Presentation at the 2008 Active Living Research Annual Conference
Health Impact Assessment (HIA) is often defined as “a combination of procedures, methods, and tools by which a policy, program, or project may be judged as to its potential effects on the health of a population, and the distribution of those effects within the population”. Thus, HIA is a tool to help decision-makers better recognize the health consequences of their decisions.
The use of HIA has been growing in the United States in recent years as public health, planning, and transportation professionals are recognizing that land use and transportation planning decisions can have a substantial impact on the public’s health. The objective of this work was to document the growth of HIA in the United States.
A list of completed HIAs was derived from HIAs in which the co-authors were involved, networking at various professional meetings and through inquiries received by the co-authors. In addition, a literature search was conducted on Medline and a message was disseminated on the HIA-USA listserv requesting additional studies. A list of completed HIA training courses and other on-going HIA related projects was also collected.
There were 10 courses conducted from 2005 to 2007 with over 400 people trained. Courses ranged from half-day trainings at national conferences to more intense 2 to 3 day courses in which slots for participation in the courses were competitive. Many organizations including the Centers for Disease Control and Prevention (CDC), The University of California at Los Angeles (UCLA), the San Francisco Health Department, the American Planning Association, and the National Association of County and City Health Officials worked together to conduct these trainings.
The 21 completed HIAs examined wage policies, walk to school programs, residential and commercial redevelopment, after school programs, land use planning, farm policy, transportation, parks, power plants, and public subsidies for housing and heating. Health disparities were important in HIAs on housing, urban redevelopment, home energy subsidies, and wage policy. The HIAs were conducted in California (n=12), Georgia (n=2), Massachusetts (n=2), Alaska (n=2), Minnesota (n=1), New Jersey (n=1) and Florida (n=1).
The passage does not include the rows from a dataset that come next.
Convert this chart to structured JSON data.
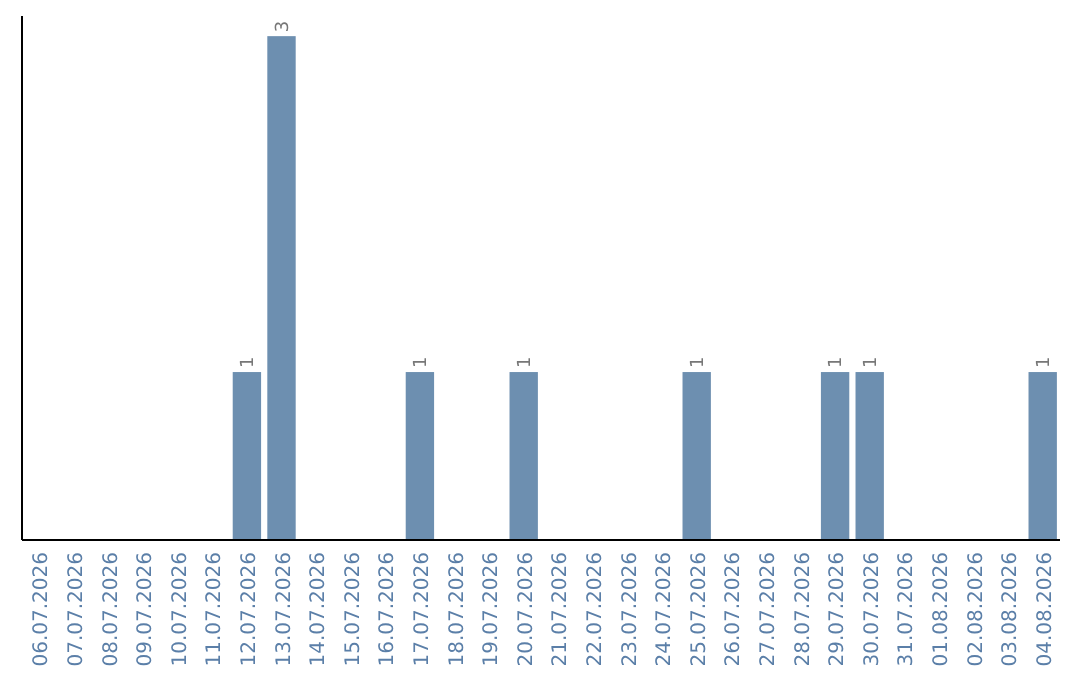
{
  "chart_data": {
    "type": "bar",
    "categories": [
      "06.07.2026",
      "07.07.2026",
      "08.07.2026",
      "09.07.2026",
      "10.07.2026",
      "11.07.2026",
      "12.07.2026",
      "13.07.2026",
      "14.07.2026",
      "15.07.2026",
      "16.07.2026",
      "17.07.2026",
      "18.07.2026",
      "19.07.2026",
      "20.07.2026",
      "21.07.2026",
      "22.07.2026",
      "23.07.2026",
      "24.07.2026",
      "25.07.2026",
      "26.07.2026",
      "27.07.2026",
      "28.07.2026",
      "29.07.2026",
      "30.07.2026",
      "31.07.2026",
      "01.08.2026",
      "02.08.2026",
      "03.08.2026",
      "04.08.2026"
    ],
    "values": [
      0,
      0,
      0,
      0,
      0,
      0,
      1,
      3,
      0,
      0,
      0,
      1,
      0,
      0,
      1,
      0,
      0,
      0,
      0,
      1,
      0,
      0,
      0,
      1,
      1,
      0,
      0,
      0,
      0,
      1
    ],
    "value_labels": [
      null,
      null,
      null,
      null,
      null,
      null,
      "1",
      "3",
      null,
      null,
      null,
      "1",
      null,
      null,
      "1",
      null,
      null,
      null,
      null,
      "1",
      null,
      null,
      null,
      "1",
      "1",
      null,
      null,
      null,
      null,
      "1"
    ],
    "color": "#6d8fb0"
  }
}
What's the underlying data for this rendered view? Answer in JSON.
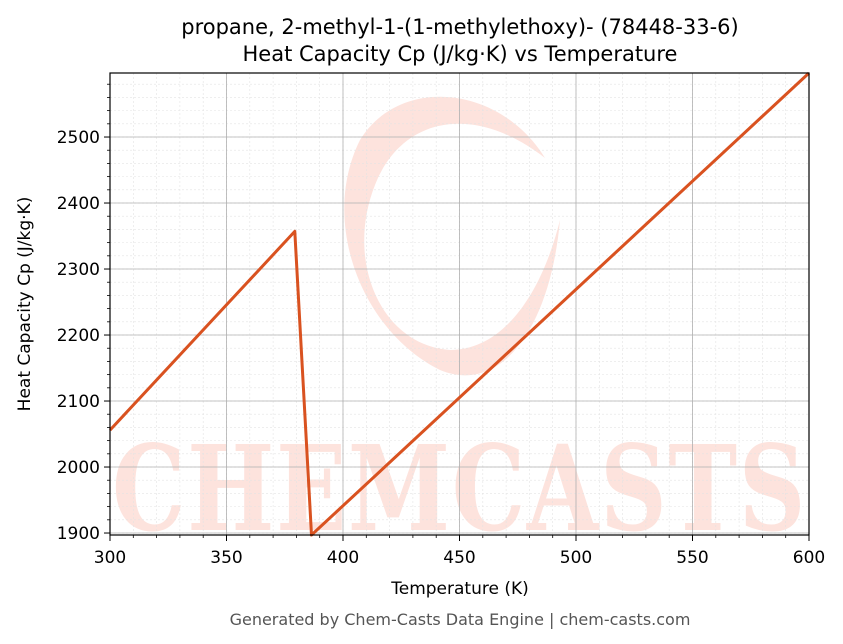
{
  "chart_data": {
    "type": "line",
    "title": "propane, 2-methyl-1-(1-methylethoxy)- (78448-33-6)",
    "subtitle": "Heat Capacity Cp (J/kg·K) vs Temperature",
    "xlabel": "Temperature (K)",
    "ylabel": "Heat Capacity Cp (J/kg·K)",
    "xlim": [
      300,
      600
    ],
    "ylim": [
      1897,
      2597
    ],
    "x_ticks": [
      300,
      350,
      400,
      450,
      500,
      550,
      600
    ],
    "y_ticks": [
      1900,
      2000,
      2100,
      2200,
      2300,
      2400,
      2500
    ],
    "grid": true,
    "series": [
      {
        "color": "#d95220",
        "points": [
          [
            300,
            2056
          ],
          [
            379.3,
            2357
          ],
          [
            386.5,
            1897
          ],
          [
            600,
            2597
          ]
        ]
      }
    ]
  },
  "watermark": "CHEMCASTS",
  "footer": "Generated by Chem-Casts Data Engine | chem-casts.com",
  "colors": {
    "line": "#d95220",
    "watermark": "#fde3dd"
  }
}
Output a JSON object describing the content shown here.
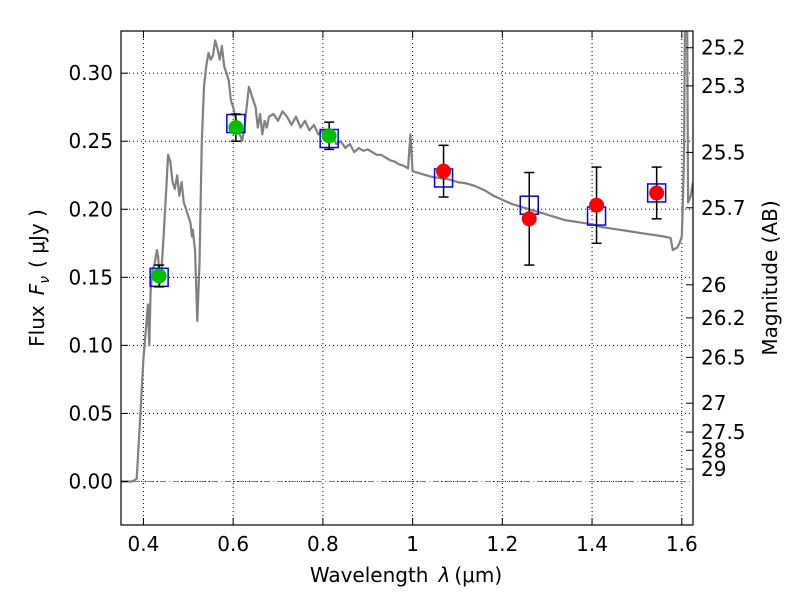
{
  "chart_data": {
    "type": "scatter",
    "xlabel_main": "Wavelength",
    "xlabel_symbol": "λ",
    "xlabel_unit": "(μm)",
    "ylabel_main": "Flux",
    "ylabel_symbol": "F",
    "ylabel_subscript": "ν",
    "ylabel_unit": "( μJy )",
    "y2label": "Magnitude (AB)",
    "xlim": [
      0.35,
      1.625
    ],
    "ylim": [
      -0.032,
      0.331
    ],
    "x_ticks": [
      {
        "v": 0.4,
        "label": "0.4"
      },
      {
        "v": 0.6,
        "label": "0.6"
      },
      {
        "v": 0.8,
        "label": "0.8"
      },
      {
        "v": 1.0,
        "label": "1"
      },
      {
        "v": 1.2,
        "label": "1.2"
      },
      {
        "v": 1.4,
        "label": "1.4"
      },
      {
        "v": 1.6,
        "label": "1.6"
      }
    ],
    "y_ticks": [
      {
        "v": 0.0,
        "label": "0.00"
      },
      {
        "v": 0.05,
        "label": "0.05"
      },
      {
        "v": 0.1,
        "label": "0.10"
      },
      {
        "v": 0.15,
        "label": "0.15"
      },
      {
        "v": 0.2,
        "label": "0.20"
      },
      {
        "v": 0.25,
        "label": "0.25"
      },
      {
        "v": 0.3,
        "label": "0.30"
      }
    ],
    "y2_ticks": [
      {
        "flux": 0.3187,
        "label": "25.2"
      },
      {
        "flux": 0.2907,
        "label": "25.3"
      },
      {
        "flux": 0.2418,
        "label": "25.5"
      },
      {
        "flux": 0.2011,
        "label": "25.7"
      },
      {
        "flux": 0.1445,
        "label": "26"
      },
      {
        "flux": 0.1202,
        "label": "26.2"
      },
      {
        "flux": 0.0912,
        "label": "26.5"
      },
      {
        "flux": 0.0575,
        "label": "27"
      },
      {
        "flux": 0.0363,
        "label": "27.5"
      },
      {
        "flux": 0.0229,
        "label": "28"
      },
      {
        "flux": 0.0091,
        "label": "29"
      }
    ],
    "colors": {
      "model_line": "#808080",
      "model_photometry": "#0000ff",
      "hst_points": "#00bf00",
      "ir_points": "#ff0000",
      "errorbar": "#000000",
      "zero_line": "#808080"
    },
    "model_spectrum": [
      [
        0.35,
        0.0
      ],
      [
        0.375,
        0.0
      ],
      [
        0.385,
        0.002
      ],
      [
        0.39,
        0.03
      ],
      [
        0.395,
        0.06
      ],
      [
        0.4,
        0.09
      ],
      [
        0.405,
        0.11
      ],
      [
        0.41,
        0.13
      ],
      [
        0.413,
        0.1
      ],
      [
        0.416,
        0.14
      ],
      [
        0.42,
        0.155
      ],
      [
        0.425,
        0.16
      ],
      [
        0.43,
        0.17
      ],
      [
        0.433,
        0.165
      ],
      [
        0.436,
        0.145
      ],
      [
        0.44,
        0.155
      ],
      [
        0.445,
        0.18
      ],
      [
        0.45,
        0.21
      ],
      [
        0.455,
        0.24
      ],
      [
        0.46,
        0.235
      ],
      [
        0.465,
        0.22
      ],
      [
        0.47,
        0.215
      ],
      [
        0.475,
        0.225
      ],
      [
        0.48,
        0.21
      ],
      [
        0.485,
        0.22
      ],
      [
        0.49,
        0.205
      ],
      [
        0.495,
        0.2
      ],
      [
        0.5,
        0.195
      ],
      [
        0.505,
        0.19
      ],
      [
        0.508,
        0.18
      ],
      [
        0.51,
        0.185
      ],
      [
        0.515,
        0.17
      ],
      [
        0.52,
        0.118
      ],
      [
        0.525,
        0.16
      ],
      [
        0.53,
        0.25
      ],
      [
        0.535,
        0.29
      ],
      [
        0.54,
        0.305
      ],
      [
        0.545,
        0.315
      ],
      [
        0.55,
        0.31
      ],
      [
        0.555,
        0.313
      ],
      [
        0.56,
        0.324
      ],
      [
        0.565,
        0.318
      ],
      [
        0.57,
        0.31
      ],
      [
        0.575,
        0.32
      ],
      [
        0.58,
        0.305
      ],
      [
        0.585,
        0.3
      ],
      [
        0.59,
        0.295
      ],
      [
        0.595,
        0.28
      ],
      [
        0.6,
        0.275
      ],
      [
        0.61,
        0.26
      ],
      [
        0.615,
        0.255
      ],
      [
        0.62,
        0.25
      ],
      [
        0.625,
        0.26
      ],
      [
        0.63,
        0.275
      ],
      [
        0.635,
        0.29
      ],
      [
        0.64,
        0.285
      ],
      [
        0.645,
        0.28
      ],
      [
        0.65,
        0.275
      ],
      [
        0.655,
        0.26
      ],
      [
        0.66,
        0.27
      ],
      [
        0.665,
        0.255
      ],
      [
        0.67,
        0.265
      ],
      [
        0.675,
        0.26
      ],
      [
        0.68,
        0.268
      ],
      [
        0.69,
        0.27
      ],
      [
        0.7,
        0.265
      ],
      [
        0.71,
        0.272
      ],
      [
        0.72,
        0.268
      ],
      [
        0.73,
        0.262
      ],
      [
        0.74,
        0.268
      ],
      [
        0.75,
        0.26
      ],
      [
        0.76,
        0.265
      ],
      [
        0.77,
        0.258
      ],
      [
        0.78,
        0.262
      ],
      [
        0.79,
        0.255
      ],
      [
        0.8,
        0.258
      ],
      [
        0.81,
        0.25
      ],
      [
        0.82,
        0.255
      ],
      [
        0.83,
        0.248
      ],
      [
        0.84,
        0.25
      ],
      [
        0.85,
        0.245
      ],
      [
        0.86,
        0.248
      ],
      [
        0.87,
        0.242
      ],
      [
        0.88,
        0.245
      ],
      [
        0.89,
        0.243
      ],
      [
        0.9,
        0.244
      ],
      [
        0.91,
        0.242
      ],
      [
        0.92,
        0.24
      ],
      [
        0.93,
        0.24
      ],
      [
        0.94,
        0.238
      ],
      [
        0.95,
        0.236
      ],
      [
        0.96,
        0.235
      ],
      [
        0.97,
        0.233
      ],
      [
        0.98,
        0.232
      ],
      [
        0.99,
        0.23
      ],
      [
        0.995,
        0.255
      ],
      [
        1.0,
        0.228
      ],
      [
        1.02,
        0.226
      ],
      [
        1.04,
        0.224
      ],
      [
        1.06,
        0.223
      ],
      [
        1.08,
        0.222
      ],
      [
        1.1,
        0.22
      ],
      [
        1.12,
        0.219
      ],
      [
        1.14,
        0.217
      ],
      [
        1.16,
        0.214
      ],
      [
        1.18,
        0.21
      ],
      [
        1.2,
        0.207
      ],
      [
        1.22,
        0.204
      ],
      [
        1.24,
        0.202
      ],
      [
        1.26,
        0.2
      ],
      [
        1.28,
        0.198
      ],
      [
        1.3,
        0.196
      ],
      [
        1.32,
        0.194
      ],
      [
        1.34,
        0.192
      ],
      [
        1.36,
        0.191
      ],
      [
        1.38,
        0.19
      ],
      [
        1.4,
        0.189
      ],
      [
        1.42,
        0.187
      ],
      [
        1.44,
        0.186
      ],
      [
        1.46,
        0.185
      ],
      [
        1.48,
        0.184
      ],
      [
        1.5,
        0.183
      ],
      [
        1.52,
        0.182
      ],
      [
        1.54,
        0.181
      ],
      [
        1.56,
        0.18
      ],
      [
        1.575,
        0.179
      ],
      [
        1.58,
        0.17
      ],
      [
        1.59,
        0.172
      ],
      [
        1.595,
        0.175
      ],
      [
        1.6,
        0.18
      ],
      [
        1.602,
        0.2
      ],
      [
        1.605,
        0.24
      ],
      [
        1.607,
        0.331
      ]
    ],
    "model_spectrum_tail": [
      [
        1.612,
        0.331
      ],
      [
        1.614,
        0.205
      ],
      [
        1.62,
        0.21
      ],
      [
        1.625,
        0.22
      ]
    ],
    "model_photometry": [
      {
        "x": 0.435,
        "y": 0.15
      },
      {
        "x": 0.606,
        "y": 0.263
      },
      {
        "x": 0.814,
        "y": 0.252
      },
      {
        "x": 1.069,
        "y": 0.223
      },
      {
        "x": 1.26,
        "y": 0.203
      },
      {
        "x": 1.41,
        "y": 0.195
      },
      {
        "x": 1.544,
        "y": 0.212
      }
    ],
    "observations": [
      {
        "x": 0.435,
        "y": 0.151,
        "err": 0.008,
        "group": "hst"
      },
      {
        "x": 0.606,
        "y": 0.26,
        "err": 0.01,
        "group": "hst"
      },
      {
        "x": 0.814,
        "y": 0.254,
        "err": 0.01,
        "group": "hst"
      },
      {
        "x": 1.069,
        "y": 0.228,
        "err": 0.019,
        "group": "ir"
      },
      {
        "x": 1.26,
        "y": 0.193,
        "err": 0.034,
        "group": "ir"
      },
      {
        "x": 1.41,
        "y": 0.203,
        "err": 0.028,
        "group": "ir"
      },
      {
        "x": 1.544,
        "y": 0.212,
        "err": 0.019,
        "group": "ir"
      }
    ]
  }
}
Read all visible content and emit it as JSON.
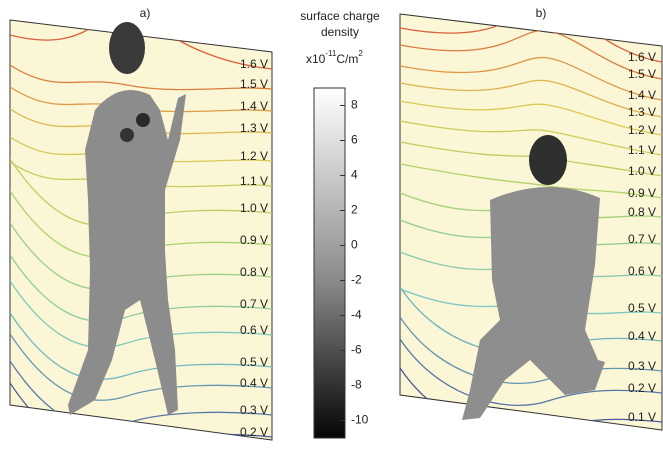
{
  "panel_a": {
    "label": "a)",
    "contours": [
      "1.6 V",
      "1.5 V",
      "1.4 V",
      "1.3 V",
      "1.2 V",
      "1.1 V",
      "1.0 V",
      "0.9 V",
      "0.8 V",
      "0.7 V",
      "0.6 V",
      "0.5 V",
      "0.4 V",
      "0.3 V",
      "0.2 V"
    ]
  },
  "panel_b": {
    "label": "b)",
    "contours": [
      "1.6 V",
      "1.5 V",
      "1.4 V",
      "1.3 V",
      "1.2 V",
      "1.1 V",
      "1.0 V",
      "0.9 V",
      "0.8 V",
      "0.7 V",
      "0.6 V",
      "0.5 V",
      "0.4 V",
      "0.3 V",
      "0.2 V",
      "0.1 V"
    ]
  },
  "colorbar": {
    "title_line1": "surface charge",
    "title_line2": "density",
    "unit_base": "x10",
    "unit_exponent": "-11",
    "unit_tail": "C/m",
    "unit_tail_exponent": "2",
    "range": [
      -11,
      9
    ],
    "ticks": [
      8,
      6,
      4,
      2,
      0,
      -2,
      -4,
      -6,
      -8,
      -10
    ]
  }
}
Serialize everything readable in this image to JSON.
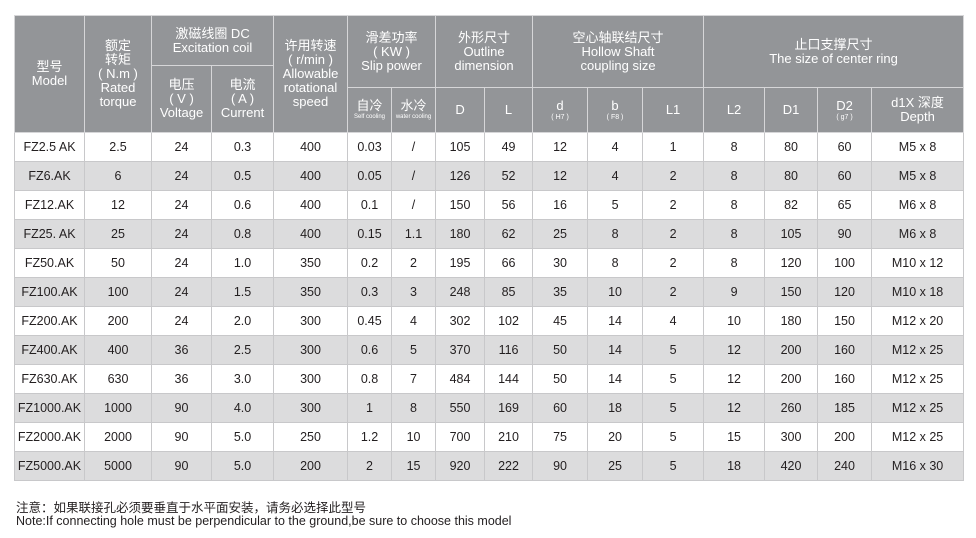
{
  "header": {
    "model": [
      "型号",
      "Model"
    ],
    "torque": [
      "额定",
      "转矩",
      "( N.m )",
      "Rated",
      "torque"
    ],
    "excitation": [
      "激磁线圈 DC",
      "Excitation coil"
    ],
    "voltage": [
      "电压",
      "( V )",
      "Voltage"
    ],
    "current": [
      "电流",
      "( A )",
      "Current"
    ],
    "speed": [
      "许用转速",
      "( r/min )",
      "Allowable",
      "rotational",
      "speed"
    ],
    "slip": [
      "滑差功率",
      "( KW )",
      "Slip power"
    ],
    "self_cooling": [
      "自冷",
      "Self cooling"
    ],
    "water_cooling": [
      "水冷",
      "water cooling"
    ],
    "outline": [
      "外形尺寸",
      "Outline",
      "dimension"
    ],
    "D": "D",
    "L": "L",
    "hollow": [
      "空心轴联结尺寸",
      "Hollow Shaft",
      "coupling size"
    ],
    "d": [
      "d",
      "( H7 )"
    ],
    "b": [
      "b",
      "( F8 )"
    ],
    "L1": "L1",
    "center": [
      "止口支撑尺寸",
      "The size of center ring"
    ],
    "L2": "L2",
    "D1": "D1",
    "D2": [
      "D2",
      "( g7 )"
    ],
    "depth": [
      "d1X 深度",
      "Depth"
    ]
  },
  "rows": [
    [
      "FZ2.5 AK",
      "2.5",
      "24",
      "0.3",
      "400",
      "0.03",
      "/",
      "105",
      "49",
      "12",
      "4",
      "1",
      "8",
      "80",
      "60",
      "M5 x 8"
    ],
    [
      "FZ6.AK",
      "6",
      "24",
      "0.5",
      "400",
      "0.05",
      "/",
      "126",
      "52",
      "12",
      "4",
      "2",
      "8",
      "80",
      "60",
      "M5 x 8"
    ],
    [
      "FZ12.AK",
      "12",
      "24",
      "0.6",
      "400",
      "0.1",
      "/",
      "150",
      "56",
      "16",
      "5",
      "2",
      "8",
      "82",
      "65",
      "M6 x 8"
    ],
    [
      "FZ25. AK",
      "25",
      "24",
      "0.8",
      "400",
      "0.15",
      "1.1",
      "180",
      "62",
      "25",
      "8",
      "2",
      "8",
      "105",
      "90",
      "M6 x 8"
    ],
    [
      "FZ50.AK",
      "50",
      "24",
      "1.0",
      "350",
      "0.2",
      "2",
      "195",
      "66",
      "30",
      "8",
      "2",
      "8",
      "120",
      "100",
      "M10 x 12"
    ],
    [
      "FZ100.AK",
      "100",
      "24",
      "1.5",
      "350",
      "0.3",
      "3",
      "248",
      "85",
      "35",
      "10",
      "2",
      "9",
      "150",
      "120",
      "M10 x 18"
    ],
    [
      "FZ200.AK",
      "200",
      "24",
      "2.0",
      "300",
      "0.45",
      "4",
      "302",
      "102",
      "45",
      "14",
      "4",
      "10",
      "180",
      "150",
      "M12 x 20"
    ],
    [
      "FZ400.AK",
      "400",
      "36",
      "2.5",
      "300",
      "0.6",
      "5",
      "370",
      "116",
      "50",
      "14",
      "5",
      "12",
      "200",
      "160",
      "M12 x 25"
    ],
    [
      "FZ630.AK",
      "630",
      "36",
      "3.0",
      "300",
      "0.8",
      "7",
      "484",
      "144",
      "50",
      "14",
      "5",
      "12",
      "200",
      "160",
      "M12 x 25"
    ],
    [
      "FZ1000.AK",
      "1000",
      "90",
      "4.0",
      "300",
      "1",
      "8",
      "550",
      "169",
      "60",
      "18",
      "5",
      "12",
      "260",
      "185",
      "M12 x 25"
    ],
    [
      "FZ2000.AK",
      "2000",
      "90",
      "5.0",
      "250",
      "1.2",
      "10",
      "700",
      "210",
      "75",
      "20",
      "5",
      "15",
      "300",
      "200",
      "M12 x 25"
    ],
    [
      "FZ5000.AK",
      "5000",
      "90",
      "5.0",
      "200",
      "2",
      "15",
      "920",
      "222",
      "90",
      "25",
      "5",
      "18",
      "420",
      "240",
      "M16 x 30"
    ]
  ],
  "notes": {
    "cn": "注意：如果联接孔必须要垂直于水平面安装，请务必选择此型号",
    "en": "Note:If connecting hole must be perpendicular to the ground,be sure to choose this model"
  },
  "colors": {
    "header_bg": "#939598",
    "alt_row_bg": "#dcdcdd"
  }
}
Most HIAs used both qualitative and quantitative measures to describe existing conditions and in forecasting health impacts. Predicted quantitative health outcomes included physical activity, obesity, life expectancy, sleep disturbance, and pedestrian injuries. Predictive qualitative measures included asthma, academic performance, teen sexual behavior, stress, personal safety, mental health, social capital, well-being, and air and water quality.
Investigators for the HIAs included local and federal public health officials, faculty from schools of public health, medicine and architecture and private consultants. Some of the HIAs were conducted without external funding by investigators within the scope of their health department positions, while other HIAs were conducted with funding from the Robert Wood Johnson Foundation, the CDC, and county health departments.
Most of the HIAs included recommendations to mitigate predicted adverse health outcomes and/or to increase predicted health-promoting outcomes. Information on the impact of the HIAs is available for only a few of the 16 HIAs reviewed. However, in San Francisco, the Trinity Plaza and Rincon Hill HIAs led to project design changes that added affordable housing and funds for parks and community facilities, the living wage ordinance HIA contributed to its passage by the city board of supervisors, and the public housing flooring policy HIA led to better recommendations for design.
UCLA recently received funding to build and maintain web-based, practice-focused clearinghouse for HIA in the U.S. and to promote its use through workshops with major national organizations of policy-makers and health professionals. The clearinghouse will include a searchable library of HIAs, an interactive module to demonstrate the utility of HIAs, and an interactive online training tool.
There is a growing interest in using HIAs in the U.S. and the issues examined in these HIAs are diverse, suggesting that HIA methods may be useful for a wide range of projects and policies. The results of these HIAs highlight the multidisciplinary nature of HIAs and the need for effective collaboration between public health practitioners and non-traditional partners such as those from planning and transportation.
Decisions about projects and policies that affect the health of communities are being made on a daily basis throughout the United States. HIAs are designed to offer the best available data to decision-makers to inform them about the health impacts of their decisions. We believe that HIA is a promising new approach to identifying the impacts of a wide variety of policy and infrastructure changes in a way that allows health outcomes to be appropriately factored into complex decisions.
Many of the Health Impact Assessments were funded by the Robert Wood Johnson Foundation and CDC.